Семён нервно засмеялся:
— Всё понял, Исаак Маркович. Всё будет как в лучших домах ЛондОна и Парижа. Людей мобилизуем, поваров и закупщиков предупредим. Только скажите дату окончательно.
Инна положила руку на папку с документами:
— Пятнадцатое января. Начало — в восемнадцать ноль-ноль. Шампанское — в ледяных ведёрках. Танцы — после горячего. Кофе — только натуральный. Не растворимая гадость. И пусть официанты будут в белых рубашках, а не в серых или голубых.
Директор согласно закивал. Но по его лицу было видно: наш вечер обещает стать для него нервным, но все равно прибыльным.

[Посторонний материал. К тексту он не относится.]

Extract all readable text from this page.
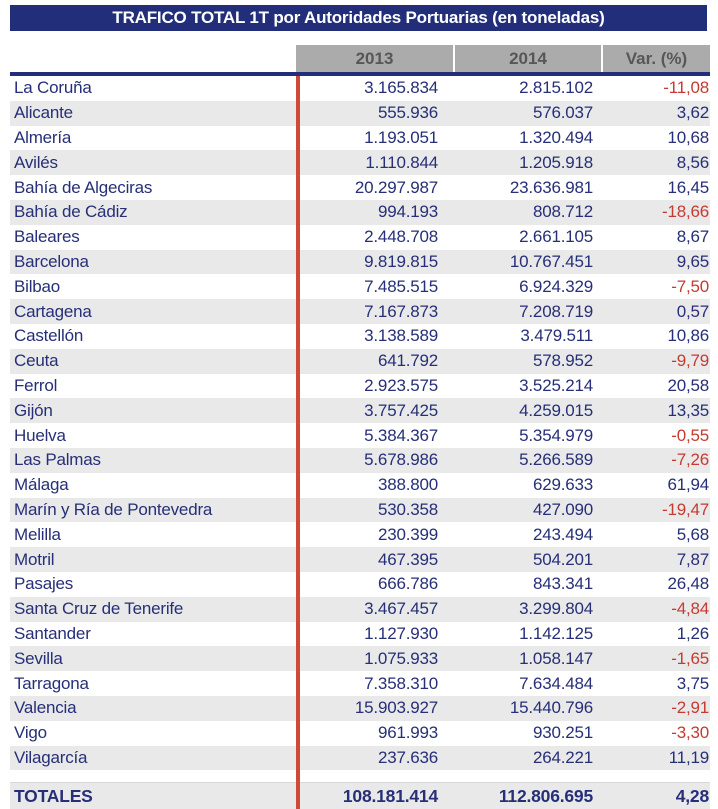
TRAFICO TOTAL 1T por Autoridades Portuarias (en toneladas)
2013	2014	Var. (%)
La Coruña	3.165.834	2.815.102	-11,08
Alicante	555.936	576.037	3,62
Almería	1.193.051	1.320.494	10,68
Avilés	1.110.844	1.205.918	8,56
Bahía de Algeciras	20.297.987	23.636.981	16,45
Bahía de Cádiz	994.193	808.712	-18,66
Baleares	2.448.708	2.661.105	8,67
Barcelona	9.819.815	10.767.451	9,65
Bilbao	7.485.515	6.924.329	-7,50
Cartagena	7.167.873	7.208.719	0,57
Castellón	3.138.589	3.479.511	10,86
Ceuta	641.792	578.952	-9,79
Ferrol	2.923.575	3.525.214	20,58
Gijón	3.757.425	4.259.015	13,35
Huelva	5.384.367	5.354.979	-0,55
Las Palmas	5.678.986	5.266.589	-7,26
Málaga	388.800	629.633	61,94
Marín y Ría de Pontevedra	530.358	427.090	-19,47
Melilla	230.399	243.494	5,68
Motril	467.395	504.201	7,87
Pasajes	666.786	843.341	26,48
Santa Cruz de Tenerife	3.467.457	3.299.804	-4,84
Santander	1.127.930	1.142.125	1,26
Sevilla	1.075.933	1.058.147	-1,65
Tarragona	7.358.310	7.634.484	3,75
Valencia	15.903.927	15.440.796	-2,91
Vigo	961.993	930.251	-3,30
Vilagarcía	237.636	264.221	11,19
TOTALES	108.181.414	112.806.695	4,28
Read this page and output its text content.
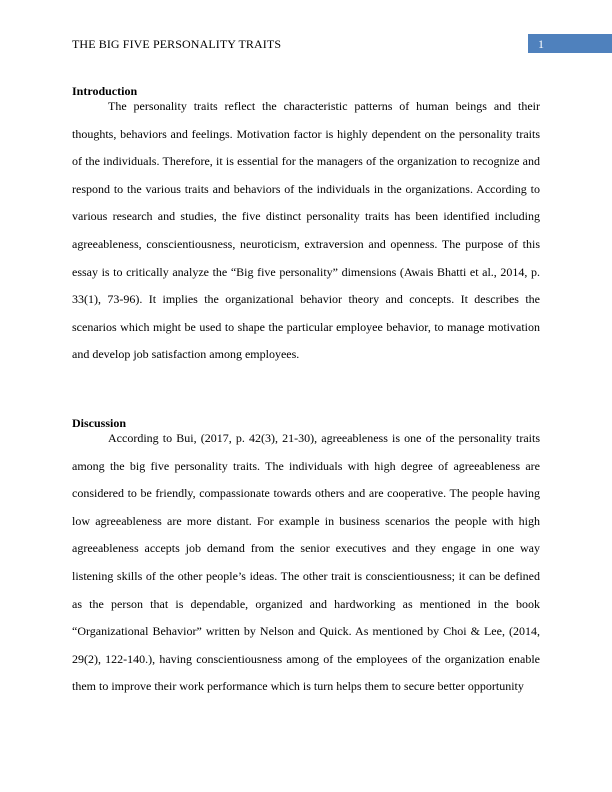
THE BIG FIVE PERSONALITY TRAITS	1
Introduction

The personality traits reflect the characteristic patterns of human beings and their thoughts, behaviors and feelings. Motivation factor is highly dependent on the personality traits of the individuals. Therefore, it is essential for the managers of the organization to recognize and respond to the various traits and behaviors of the individuals in the organizations. According to various research and studies, the five distinct personality traits has been identified including agreeableness, conscientiousness, neuroticism, extraversion and openness. The purpose of this essay is to critically analyze the “Big five personality” dimensions (Awais Bhatti et al., 2014, p. 33(1), 73-96). It implies the organizational behavior theory and concepts. It describes the scenarios which might be used to shape the particular employee behavior, to manage motivation and develop job satisfaction among employees.

Discussion

According to Bui, (2017, p. 42(3), 21-30), agreeableness is one of the personality traits among the big five personality traits. The individuals with high degree of agreeableness are considered to be friendly, compassionate towards others and are cooperative. The people having low agreeableness are more distant. For example in business scenarios the people with high agreeableness accepts job demand from the senior executives and they engage in one way listening skills of the other people’s ideas. The other trait is conscientiousness; it can be defined as the person that is dependable, organized and hardworking as mentioned in the book “Organizational Behavior” written by Nelson and Quick. As mentioned by Choi & Lee, (2014, 29(2), 122-140.), having conscientiousness among of the employees of the organization enable them to improve their work performance which is turn helps them to secure better opportunity
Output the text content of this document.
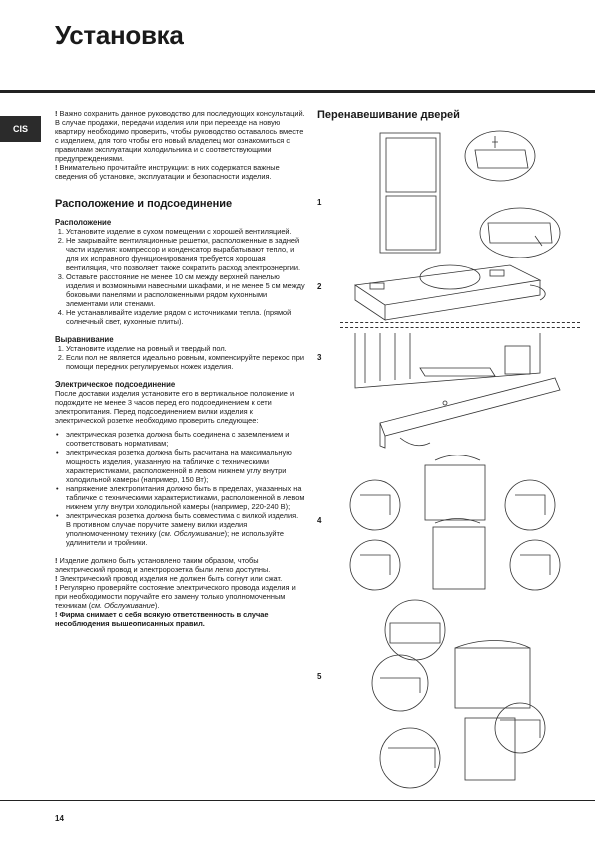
Установка
CIS

! Важно сохранить данное руководство для последующих консультаций. В случае продажи, передачи изделия или при переезде на новую квартиру необходимо проверить, чтобы руководство оставалось вместе с изделием, для того чтобы его новый владелец мог ознакомиться с правилами эксплуатации холодильника и с соответствующими предупреждениями.

! Внимательно прочитайте инструкции: в них содержатся важные сведения об установке, эксплуатации и безопасности изделия.

Расположение и подсоединение

Расположение

1. Установите изделие в сухом помещении с хорошей вентиляцией.
2. Не закрывайте вентиляционные решетки, расположенные в задней части изделия: компрессор и конденсатор вырабатывают тепло, и для их исправного функционирования требуется хорошая вентиляция, что позволяет также сократить расход электроэнергии.
3. Оставьте расстояние не менее 10 см между верхней панелью изделия и возможными навесными шкафами, и не менее 5 см между боковыми панелями и расположенными рядом кухонными элементами или стенами.
4. Не устанавливайте изделие рядом с источниками тепла. (прямой солнечный свет, кухонные плиты).

Выравнивание

1. Установите изделие на ровный и твердый пол.
2. Если пол не является идеально ровным, компенсируйте перекос при помощи передних регулируемых ножек изделия.

Электрическое подсоединение

После доставки изделия установите его в вертикальное положение и подождите не менее 3 часов перед его подсоединением к сети электропитания. Перед подсоединением вилки изделия к электрической розетке необходимо проверить следующее:

• электрическая розетка должна быть соединена с заземлением и соответствовать нормативам;
• электрическая розетка должна быть расчитана на максимальную мощность изделия, указанную на табличке с техническими характеристиками, расположенной в левом нижнем углу внутри холодильной камеры (например, 150 Вт);
• напряжение электропитания должно быть в пределах, указанных на табличке с техническими характеристиками, расположенной в левом нижнем углу внутри холодильной камеры (например, 220-240 В);
• электрическая розетка должна быть совместима с вилкой изделия.
В противном случае поручите замену вилки изделия уполномоченному технику (см. Обслуживание); не используйте удлинители и тройники.

! Изделие должно быть установлено таким образом, чтобы электрический провод и электророзетка были легко доступны.

! Электрический провод изделия не должен быть согнут или сжат.

! Регулярно проверяйте состояние электрического провода изделия и при необходимости поручайте его замену только уполномоченным техникам (см. Обслуживание).

! Фирма снимает с себя всякую ответственность в случае несоблюдения вышеописанных правил.

Перенавешивание дверей
1
2
3
4
5
14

На выходе Маркович шепнул мне:
— Нервный он, конечно, но исполнительный. Сколько с ним работаю — всегда выкручивается. Правда, потом две недели прячется от ОБХСС, но дело делает. Так что свадьба будет — как надо.
Инна, не оборачиваясь, только коротко бросила через плечо:
— Главное, чтобы без сюрпризов.
Смех перекатился по ступеням, пока мы выходили на морозный воздух. До свадьбы оставалось чуть больше недели. А впереди — беготня, примерки, кольца и маленький секрет, который я готовил для своей невесты.
Снег хрустел под ногами, словно кто-то сверху щедро крошил ледяную патоку. Минск жил посленовогодним ритмом, но в одном уголке города всё крутилось вокруг одного события — приближавшейся свадьбы.
С утра мы зашли в Дом моды на проспекте. Консультантка — полноватая женщина с начёсом и сигаретным голосом — посмотрела на Инну, словно на фарфоровую статуэтку, и сразу повела к заднему ряду.
— Девушка у вас утончённая, — начала она с ноткой профессиональной гордости. — Здесь есть модель из Чехословакии — настоящая ручная вышивка. А вот это — польская работа, немного будет не в размер, но цена указана с нашей подгонкой.
Инна посмотрела в зеркало, поправила локон и шепнула:
— Кажется, вот это… Белое, с узором на лифе… Оно как будто меня ждало.
Консультантка закивала, пошла за коробкой с туфлями. Инна глянула и сразу погрустнела.
— Еще что-то есть?
— К огромному сожалению нет, но платье у вас в пол — скроет… Изредка только носки бубут мелькать… Никто ничего не заметит, все будут смотреть на невесту… — но остановилась, когда услышала:
— Обувь будет индивидуальной работы. У невесты — особый случай!
Женщина подняла брови и крякнула:
— Ну если у вас сапожник такой, что под венец шьёт — грех не довериться.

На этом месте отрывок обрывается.